The normal policy otherwise is that ride-hailing apps will only provide location data for specific rides when presented with an uncontroversially-legal government request (often a subpoena or warrant).

As for LADOT, the bike/scooter data rule is still being litigated, and no city has been successful yet in getting similar data for other modes of private transportation. (Our sense is that cities are waiting for the results of that program, just as they’re looking at results of legal cases like ours.
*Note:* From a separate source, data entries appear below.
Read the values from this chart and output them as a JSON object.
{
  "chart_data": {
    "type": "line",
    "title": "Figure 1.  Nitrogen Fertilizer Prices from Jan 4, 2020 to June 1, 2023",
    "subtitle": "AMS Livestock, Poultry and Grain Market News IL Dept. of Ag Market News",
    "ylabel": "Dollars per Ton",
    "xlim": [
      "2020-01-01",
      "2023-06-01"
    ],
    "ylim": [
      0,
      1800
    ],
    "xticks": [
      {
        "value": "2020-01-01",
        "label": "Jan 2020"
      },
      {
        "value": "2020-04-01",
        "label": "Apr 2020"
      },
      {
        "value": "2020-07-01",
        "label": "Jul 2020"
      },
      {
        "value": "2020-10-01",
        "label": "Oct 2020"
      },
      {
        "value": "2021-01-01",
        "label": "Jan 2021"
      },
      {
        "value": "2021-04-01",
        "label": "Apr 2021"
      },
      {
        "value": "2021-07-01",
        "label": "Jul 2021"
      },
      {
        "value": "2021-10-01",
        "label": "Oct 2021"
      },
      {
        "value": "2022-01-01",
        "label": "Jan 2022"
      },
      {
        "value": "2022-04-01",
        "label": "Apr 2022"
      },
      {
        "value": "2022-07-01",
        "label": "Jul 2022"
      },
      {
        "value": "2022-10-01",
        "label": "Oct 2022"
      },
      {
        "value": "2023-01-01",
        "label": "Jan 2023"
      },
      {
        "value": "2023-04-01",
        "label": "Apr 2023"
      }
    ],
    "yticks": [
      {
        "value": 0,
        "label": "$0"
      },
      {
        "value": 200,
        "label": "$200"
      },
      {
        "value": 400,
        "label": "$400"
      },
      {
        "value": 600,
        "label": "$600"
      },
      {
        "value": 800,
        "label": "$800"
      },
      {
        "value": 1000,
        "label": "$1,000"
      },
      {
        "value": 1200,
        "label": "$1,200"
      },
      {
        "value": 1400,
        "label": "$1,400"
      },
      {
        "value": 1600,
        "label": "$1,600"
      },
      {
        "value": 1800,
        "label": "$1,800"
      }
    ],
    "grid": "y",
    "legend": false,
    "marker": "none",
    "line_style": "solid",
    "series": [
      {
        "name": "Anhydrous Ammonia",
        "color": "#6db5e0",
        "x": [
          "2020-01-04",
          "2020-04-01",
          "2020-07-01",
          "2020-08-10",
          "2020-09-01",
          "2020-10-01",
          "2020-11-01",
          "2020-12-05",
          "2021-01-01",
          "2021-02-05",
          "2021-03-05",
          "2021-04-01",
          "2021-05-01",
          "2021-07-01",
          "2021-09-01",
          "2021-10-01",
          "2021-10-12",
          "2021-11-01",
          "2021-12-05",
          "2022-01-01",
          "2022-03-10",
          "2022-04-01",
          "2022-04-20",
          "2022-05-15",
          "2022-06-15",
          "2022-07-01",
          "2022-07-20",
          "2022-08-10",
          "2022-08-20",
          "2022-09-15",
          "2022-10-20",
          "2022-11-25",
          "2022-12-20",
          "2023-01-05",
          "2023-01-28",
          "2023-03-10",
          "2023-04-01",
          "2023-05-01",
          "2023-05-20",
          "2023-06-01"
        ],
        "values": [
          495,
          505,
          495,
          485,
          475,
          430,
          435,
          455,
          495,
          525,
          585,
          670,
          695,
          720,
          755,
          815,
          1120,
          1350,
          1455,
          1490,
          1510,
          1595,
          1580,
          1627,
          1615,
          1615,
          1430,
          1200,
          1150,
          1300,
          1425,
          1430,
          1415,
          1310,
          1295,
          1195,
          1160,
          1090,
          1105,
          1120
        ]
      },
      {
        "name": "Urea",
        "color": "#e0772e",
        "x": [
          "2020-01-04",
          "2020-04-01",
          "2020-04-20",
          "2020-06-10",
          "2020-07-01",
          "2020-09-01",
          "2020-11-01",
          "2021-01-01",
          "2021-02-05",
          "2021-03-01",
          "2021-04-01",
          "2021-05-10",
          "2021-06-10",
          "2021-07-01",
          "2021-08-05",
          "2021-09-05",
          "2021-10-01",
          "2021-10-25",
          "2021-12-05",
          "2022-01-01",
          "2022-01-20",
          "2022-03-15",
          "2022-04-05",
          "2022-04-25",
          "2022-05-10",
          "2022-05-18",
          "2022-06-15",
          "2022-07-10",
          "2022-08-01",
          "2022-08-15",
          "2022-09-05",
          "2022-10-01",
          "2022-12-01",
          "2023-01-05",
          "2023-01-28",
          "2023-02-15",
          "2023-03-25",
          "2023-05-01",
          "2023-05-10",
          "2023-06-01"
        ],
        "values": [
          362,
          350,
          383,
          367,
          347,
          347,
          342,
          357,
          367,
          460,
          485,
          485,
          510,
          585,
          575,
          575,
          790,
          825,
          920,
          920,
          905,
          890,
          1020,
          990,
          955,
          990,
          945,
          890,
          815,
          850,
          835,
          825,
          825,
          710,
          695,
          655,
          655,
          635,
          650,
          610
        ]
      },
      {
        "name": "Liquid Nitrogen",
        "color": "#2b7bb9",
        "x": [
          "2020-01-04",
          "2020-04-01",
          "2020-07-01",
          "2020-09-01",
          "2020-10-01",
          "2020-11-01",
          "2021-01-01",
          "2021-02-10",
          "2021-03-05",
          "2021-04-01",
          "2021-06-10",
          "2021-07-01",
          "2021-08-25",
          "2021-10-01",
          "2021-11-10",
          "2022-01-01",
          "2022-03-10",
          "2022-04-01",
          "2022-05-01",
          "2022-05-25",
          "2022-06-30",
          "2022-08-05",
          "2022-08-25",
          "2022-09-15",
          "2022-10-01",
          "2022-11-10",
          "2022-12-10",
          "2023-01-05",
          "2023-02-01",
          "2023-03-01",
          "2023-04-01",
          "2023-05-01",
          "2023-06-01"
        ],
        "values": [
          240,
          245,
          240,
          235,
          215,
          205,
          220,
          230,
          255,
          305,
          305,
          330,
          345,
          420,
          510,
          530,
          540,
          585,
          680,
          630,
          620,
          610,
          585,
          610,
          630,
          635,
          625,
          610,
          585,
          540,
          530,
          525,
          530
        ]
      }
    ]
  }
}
Any victory will make them bolder.)

Objection #3: loction data doesn’t personally identify anyone and isn’t a big deal.

This is also demonstrably untrue.

The head of Moscow’s DOT claimed last year that they couldn’t identify anyone from the data provided by taxi and metro sources, as it was all anonymous. But this is the same argument as saying ‘we can’t identify you from your date of birth alone’. The issue is how easy it is to mix data points together to de-anonymize individuals.

How easy this is has been proven time and time and time again.

Quoting from The New York Times:

“Describing location data as anonymous is ‘a completely false claim’ that has been debunked in multiple studies, Paul Ohm, a law professor and privacy researcher at the Georgetown University Law Center, told us. ‘Really precise, longitudinal geolocation information is absolutely impossible to anonymize.’‘D.N.A., ’ he added, ‘is probably the only thing that’s harder to anonymize than precise geolocation information.’

Location data is incredibly sensitive. Even the US Supreme Court has required that government agencies get a warrant before requesting location-based cellphone data because of how easy it was for federal agencies to mix datasets together. And Russian law enforcement can only request location data for missing minors after getting written parental permission and notifying a court. Shouldn’t the standard be higher for adults who aren’t missing?

It’s also worth noting that Moscow DOT’s ERNIS system doesn’t allow for the encryption of location data, meaning that data from participating taxis is accessible to anyone listening. This puts few limits on who can infer things like where you work, where you play, where you practice religion, whose houses you visit frequently, and when you’ve been to sensitive medical offices.

This is not a world Wheely wants to enable. We are for getting you where you want to go safely. The rest should be entirely your business.